Adding a vehicle raises your UM premium slightly, but you do not pay for a second full set of UM limits the way you do for liability.

Kansas Minimum Liability and Required UM Limits

Young man in orange shirt sitting in driver's seat of car on urban street
Kansas sets minimum liability limits at $25,000 per person, $50,000 per accident for bodily injury, and $25,000 for property damage. Carriers must offer UM coverage at the same limits unless you reject it in writing.

The state requires carriers to offer uninsured motorist coverage equal to your liability limits. If you carry the state minimum $25,000/$50,000/$25,000 liability, your carrier will offer UM at $25,000 per person and $50,000 per accident. You may reject UM coverage or select lower limits in writing, but most households with multiple vehicles benefit from keeping UM coverage at or above their liability limits.

When you add a second or third vehicle, your liability limits apply separately to each car. Your UM limits apply to the entire policy. If two of your vehicles are involved in separate collisions with uninsured drivers on the same day, each claim draws from the same $50,000 per accident UM limit.

What Happens When You Add or Remove a Vehicle

Adding a vehicle mid-term triggers a policy re-rating. Your liability premium increases to reflect the additional car. Your UM premium increases modestly to account for the higher probability of a claim across more vehicles, but the increase is smaller than the liability jump because UM limits do not multiply per vehicle.

Removing a vehicle reduces your liability premium immediately. Your UM premium decreases slightly, but the reduction is smaller than the liability drop. The UM limits remain the same — $50,000 per accident still covers every remaining vehicle on the policy. Carriers recalculate the UM premium based on the reduced vehicle count, not the limits themselves.

If you reject UM coverage in writing when you first buy the policy, adding a vehicle does not automatically reinstate it. You must affirmatively add UM coverage during the mid-term change or at renewal. Carriers in Kansas cannot add UM coverage without your written consent, even when you add a car.

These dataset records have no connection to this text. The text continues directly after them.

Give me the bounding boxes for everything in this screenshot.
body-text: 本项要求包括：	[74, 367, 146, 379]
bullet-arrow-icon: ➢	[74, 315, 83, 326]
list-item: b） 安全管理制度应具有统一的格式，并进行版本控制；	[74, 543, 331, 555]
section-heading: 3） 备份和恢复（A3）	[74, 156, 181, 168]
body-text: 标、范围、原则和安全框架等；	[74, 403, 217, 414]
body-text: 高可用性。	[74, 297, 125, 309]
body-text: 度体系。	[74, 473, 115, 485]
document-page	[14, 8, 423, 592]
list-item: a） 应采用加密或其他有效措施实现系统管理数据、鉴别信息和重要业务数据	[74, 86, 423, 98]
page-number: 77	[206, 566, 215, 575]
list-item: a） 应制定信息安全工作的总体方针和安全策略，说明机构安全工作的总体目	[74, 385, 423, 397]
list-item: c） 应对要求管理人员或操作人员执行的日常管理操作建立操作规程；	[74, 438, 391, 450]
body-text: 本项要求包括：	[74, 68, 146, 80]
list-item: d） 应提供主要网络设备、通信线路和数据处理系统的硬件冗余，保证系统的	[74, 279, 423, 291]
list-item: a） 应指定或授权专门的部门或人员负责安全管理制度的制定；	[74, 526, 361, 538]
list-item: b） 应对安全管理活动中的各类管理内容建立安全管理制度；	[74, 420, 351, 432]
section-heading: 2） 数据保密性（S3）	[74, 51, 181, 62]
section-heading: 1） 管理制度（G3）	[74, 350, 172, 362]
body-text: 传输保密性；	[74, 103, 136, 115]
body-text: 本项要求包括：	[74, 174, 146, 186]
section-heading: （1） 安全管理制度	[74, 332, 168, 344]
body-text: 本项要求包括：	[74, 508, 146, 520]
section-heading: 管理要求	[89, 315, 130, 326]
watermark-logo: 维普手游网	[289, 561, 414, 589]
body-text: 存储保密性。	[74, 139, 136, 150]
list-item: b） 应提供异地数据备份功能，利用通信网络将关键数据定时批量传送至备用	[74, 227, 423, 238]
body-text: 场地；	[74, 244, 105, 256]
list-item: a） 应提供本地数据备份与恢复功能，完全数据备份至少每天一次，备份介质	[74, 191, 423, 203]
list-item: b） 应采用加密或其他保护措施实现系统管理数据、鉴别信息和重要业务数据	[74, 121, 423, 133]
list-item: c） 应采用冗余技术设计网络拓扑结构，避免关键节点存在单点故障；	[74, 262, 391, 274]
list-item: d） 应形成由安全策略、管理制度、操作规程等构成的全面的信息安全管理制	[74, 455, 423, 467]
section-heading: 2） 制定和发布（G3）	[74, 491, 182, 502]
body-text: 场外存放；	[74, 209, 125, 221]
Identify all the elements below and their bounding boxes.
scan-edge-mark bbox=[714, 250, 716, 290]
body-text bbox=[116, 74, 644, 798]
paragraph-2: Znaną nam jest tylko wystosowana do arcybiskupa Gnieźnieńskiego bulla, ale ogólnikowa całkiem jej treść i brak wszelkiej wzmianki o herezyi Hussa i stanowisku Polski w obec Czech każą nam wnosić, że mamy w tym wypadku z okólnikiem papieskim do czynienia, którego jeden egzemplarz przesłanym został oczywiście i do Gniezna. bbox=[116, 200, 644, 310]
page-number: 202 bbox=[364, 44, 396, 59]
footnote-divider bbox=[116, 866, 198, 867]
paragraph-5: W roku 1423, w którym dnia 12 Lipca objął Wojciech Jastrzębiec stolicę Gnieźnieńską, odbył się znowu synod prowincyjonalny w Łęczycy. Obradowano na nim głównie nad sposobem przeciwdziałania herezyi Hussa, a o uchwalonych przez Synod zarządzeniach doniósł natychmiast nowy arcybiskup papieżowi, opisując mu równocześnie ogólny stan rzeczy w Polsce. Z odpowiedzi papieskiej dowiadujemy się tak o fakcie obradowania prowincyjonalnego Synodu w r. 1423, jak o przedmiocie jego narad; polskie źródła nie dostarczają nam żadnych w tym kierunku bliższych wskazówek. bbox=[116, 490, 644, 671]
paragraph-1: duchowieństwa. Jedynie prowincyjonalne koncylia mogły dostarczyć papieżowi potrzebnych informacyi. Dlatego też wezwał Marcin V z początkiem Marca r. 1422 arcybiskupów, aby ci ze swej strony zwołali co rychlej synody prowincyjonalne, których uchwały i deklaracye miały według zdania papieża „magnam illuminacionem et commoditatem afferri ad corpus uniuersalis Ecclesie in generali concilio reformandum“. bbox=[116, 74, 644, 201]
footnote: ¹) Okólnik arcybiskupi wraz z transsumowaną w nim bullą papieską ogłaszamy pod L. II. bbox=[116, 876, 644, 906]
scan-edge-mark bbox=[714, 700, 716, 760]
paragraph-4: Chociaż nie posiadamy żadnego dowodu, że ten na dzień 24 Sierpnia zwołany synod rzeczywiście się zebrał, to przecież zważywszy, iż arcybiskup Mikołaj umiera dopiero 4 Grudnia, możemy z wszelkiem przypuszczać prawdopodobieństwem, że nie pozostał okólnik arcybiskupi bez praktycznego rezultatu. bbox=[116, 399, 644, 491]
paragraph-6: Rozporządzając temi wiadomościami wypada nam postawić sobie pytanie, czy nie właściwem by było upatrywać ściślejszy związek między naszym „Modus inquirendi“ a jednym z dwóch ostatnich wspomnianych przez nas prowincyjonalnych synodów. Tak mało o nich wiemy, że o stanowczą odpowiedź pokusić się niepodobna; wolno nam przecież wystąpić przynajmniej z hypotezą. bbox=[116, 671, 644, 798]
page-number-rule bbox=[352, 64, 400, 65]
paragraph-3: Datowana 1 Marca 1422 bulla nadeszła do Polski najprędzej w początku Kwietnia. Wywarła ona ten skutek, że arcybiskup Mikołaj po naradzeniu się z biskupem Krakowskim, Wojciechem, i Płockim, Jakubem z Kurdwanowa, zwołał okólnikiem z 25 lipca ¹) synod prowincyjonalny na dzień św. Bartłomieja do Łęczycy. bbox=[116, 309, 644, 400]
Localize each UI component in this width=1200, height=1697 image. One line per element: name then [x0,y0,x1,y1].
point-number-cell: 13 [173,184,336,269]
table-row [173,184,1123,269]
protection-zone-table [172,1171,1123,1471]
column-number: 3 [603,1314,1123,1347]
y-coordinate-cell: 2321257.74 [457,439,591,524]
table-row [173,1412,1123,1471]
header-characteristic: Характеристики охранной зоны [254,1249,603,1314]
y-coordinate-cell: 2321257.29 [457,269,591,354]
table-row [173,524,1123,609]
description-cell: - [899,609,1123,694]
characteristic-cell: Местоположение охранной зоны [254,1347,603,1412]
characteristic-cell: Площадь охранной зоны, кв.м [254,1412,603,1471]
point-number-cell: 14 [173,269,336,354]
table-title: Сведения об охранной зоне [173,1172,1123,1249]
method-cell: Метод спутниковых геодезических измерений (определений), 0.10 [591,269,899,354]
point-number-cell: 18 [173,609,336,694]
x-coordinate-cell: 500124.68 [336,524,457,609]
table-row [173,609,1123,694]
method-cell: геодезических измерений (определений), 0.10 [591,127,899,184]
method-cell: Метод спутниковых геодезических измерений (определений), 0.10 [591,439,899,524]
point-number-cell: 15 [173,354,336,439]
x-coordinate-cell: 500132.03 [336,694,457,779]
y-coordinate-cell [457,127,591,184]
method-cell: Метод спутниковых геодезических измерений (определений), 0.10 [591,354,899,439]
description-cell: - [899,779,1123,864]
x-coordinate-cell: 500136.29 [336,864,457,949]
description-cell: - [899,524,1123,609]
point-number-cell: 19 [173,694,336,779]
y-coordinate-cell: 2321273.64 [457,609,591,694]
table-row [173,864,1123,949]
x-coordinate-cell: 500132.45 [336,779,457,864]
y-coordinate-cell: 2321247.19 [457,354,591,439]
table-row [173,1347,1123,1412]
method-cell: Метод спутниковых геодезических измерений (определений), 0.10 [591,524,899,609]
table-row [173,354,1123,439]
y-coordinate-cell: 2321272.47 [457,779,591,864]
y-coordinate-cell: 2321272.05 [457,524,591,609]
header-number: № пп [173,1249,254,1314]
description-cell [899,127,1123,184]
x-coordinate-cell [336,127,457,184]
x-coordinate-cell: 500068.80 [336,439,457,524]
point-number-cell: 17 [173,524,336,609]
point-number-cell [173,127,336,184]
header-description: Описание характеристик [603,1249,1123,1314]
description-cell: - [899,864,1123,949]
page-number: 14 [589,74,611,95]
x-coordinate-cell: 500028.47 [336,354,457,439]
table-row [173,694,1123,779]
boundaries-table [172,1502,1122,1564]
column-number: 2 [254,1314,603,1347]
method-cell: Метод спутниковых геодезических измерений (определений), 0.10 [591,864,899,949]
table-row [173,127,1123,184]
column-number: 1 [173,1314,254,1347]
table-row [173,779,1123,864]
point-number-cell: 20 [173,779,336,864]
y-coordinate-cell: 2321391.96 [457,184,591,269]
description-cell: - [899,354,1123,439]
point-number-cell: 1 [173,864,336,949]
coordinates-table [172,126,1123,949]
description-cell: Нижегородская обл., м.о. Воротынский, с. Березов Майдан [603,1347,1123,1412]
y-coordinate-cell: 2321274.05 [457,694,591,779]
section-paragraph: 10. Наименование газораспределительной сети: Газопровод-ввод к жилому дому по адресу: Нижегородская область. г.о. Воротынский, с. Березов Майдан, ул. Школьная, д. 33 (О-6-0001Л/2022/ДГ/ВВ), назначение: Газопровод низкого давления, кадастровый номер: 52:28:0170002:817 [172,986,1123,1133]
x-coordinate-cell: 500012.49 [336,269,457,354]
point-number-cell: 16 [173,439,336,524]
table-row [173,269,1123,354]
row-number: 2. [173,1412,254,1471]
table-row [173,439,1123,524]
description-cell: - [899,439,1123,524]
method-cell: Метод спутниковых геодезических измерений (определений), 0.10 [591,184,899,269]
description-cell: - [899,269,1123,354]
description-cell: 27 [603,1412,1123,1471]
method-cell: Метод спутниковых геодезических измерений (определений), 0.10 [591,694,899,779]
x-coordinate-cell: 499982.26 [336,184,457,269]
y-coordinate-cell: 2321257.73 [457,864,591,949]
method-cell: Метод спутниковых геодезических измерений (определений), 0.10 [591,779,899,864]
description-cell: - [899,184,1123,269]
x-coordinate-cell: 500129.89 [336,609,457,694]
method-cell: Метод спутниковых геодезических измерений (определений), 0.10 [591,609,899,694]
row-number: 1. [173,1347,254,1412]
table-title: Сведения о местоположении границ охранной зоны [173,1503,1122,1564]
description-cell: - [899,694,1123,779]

Kansas Minimum Liability Limits

$25,000 / $50,000

Kansas requires $25,000 per person and $50,000 per accident in bodily injury liability, plus $25,000 in property damage liability. Carriers must offer UM coverage at the same limits unless you reject it in writing.

Kansas Department of Revenue, Division of Vehicles

Raising UM Limits When You Insure Multiple Vehicles

Households with two or more vehicles face higher exposure to uninsured motorist claims. Each additional car increases the probability that one of your vehicles will be hit by an uninsured driver.

Kansas carriers price UM coverage based on your liability limits, the number of vehicles on the policy, and your garaging address. Compare the incremental cost of higher UM limits against the out-of-pocket exposure you face when an uninsured driver totals one of your cars.

Compare Carriers That Write Multi-Vehicle Policies in Kansas

Not every carrier prices UM coverage the same way across multiple vehicles. Some carriers apply a flat per-policy UM charge regardless of vehicle count; others scale UM premiums proportionally as you add cars.

Kansas carriers writing multi-vehicle policies include State Farm, Geico, Progressive, Allstate, Farmers, and USAA. Carriers that offer multi-car discounts often apply the discount to liability premiums but not to UM premiums, so the total savings from combining policies may be smaller than the liability-only comparison suggests.